The prompt came when I was looking for a recording of a specific piece of classical music. Which exact piece and why I was looking currently escapes me, but in the course of my search, I came across a playlist of music where each song had 60 beats per minute. One of those songs was the piece mentioned in the opening of the story – Bach’s “Air On the G String.” Listening to it, I had an image of a woman, swaying in time with the music, her hands moving in the air, but not like she was conducting, like she was doing magic. And so I wrote the story that went with her.

 

– Was “A User’s Guide to Increments of Time” personal to you in any way?  If so, how?

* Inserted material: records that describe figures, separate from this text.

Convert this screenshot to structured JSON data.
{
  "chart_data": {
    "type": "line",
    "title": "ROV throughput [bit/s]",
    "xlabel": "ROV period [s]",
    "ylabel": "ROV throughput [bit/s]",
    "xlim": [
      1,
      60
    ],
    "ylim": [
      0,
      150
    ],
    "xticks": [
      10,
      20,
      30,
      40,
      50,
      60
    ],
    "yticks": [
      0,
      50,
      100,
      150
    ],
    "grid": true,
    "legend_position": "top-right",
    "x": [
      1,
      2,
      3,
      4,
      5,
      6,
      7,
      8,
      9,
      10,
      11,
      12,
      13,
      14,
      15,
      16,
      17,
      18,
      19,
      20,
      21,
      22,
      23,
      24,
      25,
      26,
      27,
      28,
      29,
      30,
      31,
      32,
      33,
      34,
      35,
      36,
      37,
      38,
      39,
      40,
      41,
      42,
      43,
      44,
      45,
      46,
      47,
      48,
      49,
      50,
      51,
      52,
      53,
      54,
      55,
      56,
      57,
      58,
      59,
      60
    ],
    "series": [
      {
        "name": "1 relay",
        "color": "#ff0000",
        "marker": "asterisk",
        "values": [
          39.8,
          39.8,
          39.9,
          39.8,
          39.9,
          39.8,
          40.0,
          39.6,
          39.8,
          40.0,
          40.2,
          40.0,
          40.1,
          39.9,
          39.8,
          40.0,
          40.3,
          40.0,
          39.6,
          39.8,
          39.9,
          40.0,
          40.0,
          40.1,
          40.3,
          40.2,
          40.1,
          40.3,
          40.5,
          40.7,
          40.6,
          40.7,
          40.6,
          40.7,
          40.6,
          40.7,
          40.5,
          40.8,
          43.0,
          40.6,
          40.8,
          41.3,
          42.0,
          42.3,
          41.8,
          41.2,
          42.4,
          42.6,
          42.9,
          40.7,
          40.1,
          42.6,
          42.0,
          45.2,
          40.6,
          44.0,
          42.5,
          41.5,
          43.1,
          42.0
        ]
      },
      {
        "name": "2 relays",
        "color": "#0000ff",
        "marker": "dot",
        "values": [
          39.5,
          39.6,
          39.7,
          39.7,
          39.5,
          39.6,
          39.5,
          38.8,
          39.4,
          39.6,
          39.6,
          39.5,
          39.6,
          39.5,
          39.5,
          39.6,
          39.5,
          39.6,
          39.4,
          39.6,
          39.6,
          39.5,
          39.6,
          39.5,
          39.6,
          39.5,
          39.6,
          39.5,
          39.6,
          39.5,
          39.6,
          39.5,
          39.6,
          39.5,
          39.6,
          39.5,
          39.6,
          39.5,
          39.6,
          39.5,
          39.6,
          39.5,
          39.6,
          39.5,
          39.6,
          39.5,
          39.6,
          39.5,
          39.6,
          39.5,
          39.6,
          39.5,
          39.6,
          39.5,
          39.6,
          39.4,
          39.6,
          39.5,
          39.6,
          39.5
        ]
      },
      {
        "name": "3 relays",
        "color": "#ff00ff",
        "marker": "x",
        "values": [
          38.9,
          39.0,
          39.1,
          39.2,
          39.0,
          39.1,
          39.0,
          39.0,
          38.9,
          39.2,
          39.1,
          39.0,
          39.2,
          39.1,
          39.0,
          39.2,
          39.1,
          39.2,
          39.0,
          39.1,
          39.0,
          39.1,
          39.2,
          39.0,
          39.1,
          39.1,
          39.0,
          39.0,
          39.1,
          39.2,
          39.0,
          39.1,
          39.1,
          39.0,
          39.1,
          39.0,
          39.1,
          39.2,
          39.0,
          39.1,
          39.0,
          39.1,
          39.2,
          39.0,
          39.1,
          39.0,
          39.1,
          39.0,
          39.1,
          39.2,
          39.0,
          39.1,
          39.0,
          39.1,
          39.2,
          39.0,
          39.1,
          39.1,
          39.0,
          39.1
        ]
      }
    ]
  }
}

I don’t like to say that anything I write isn’t personal, because to me that implies that I don’t care about the story. But in terms of, was there some specific motivation drawn from life, or some specific detail that I stole from myself and gave to one of the characters in it, no.

 

– What would you want a reader to take away from this story?

I would hope they find some pleasure in the reading experience, but there’s no moral behind it. Except maybe don’t piss off a wizard.

 

– What are you working on now?

I am extremely superstitious about talking about things while I am writing on them, so I will be as unhelpful as possible, and say only that I am actively working on a novella and a novel right now.

 

– Anything else you’d like to add?

If you’re looking for more short fiction from me, I have a story that will be out in the April issue of Lightspeed, called “The Universe, Sung in Stars.” It’s about tiny, wearable pocket universes, among other things.

And my debut novel, Roses and Rot, which is about many things like art and sacrifice and sisters and magic, but has no tiny, wearable pocket universes in, will be out from Saga Press in early 2016.

“A User’s Guide to Increments of Time” appears in the March/April 2015 issue.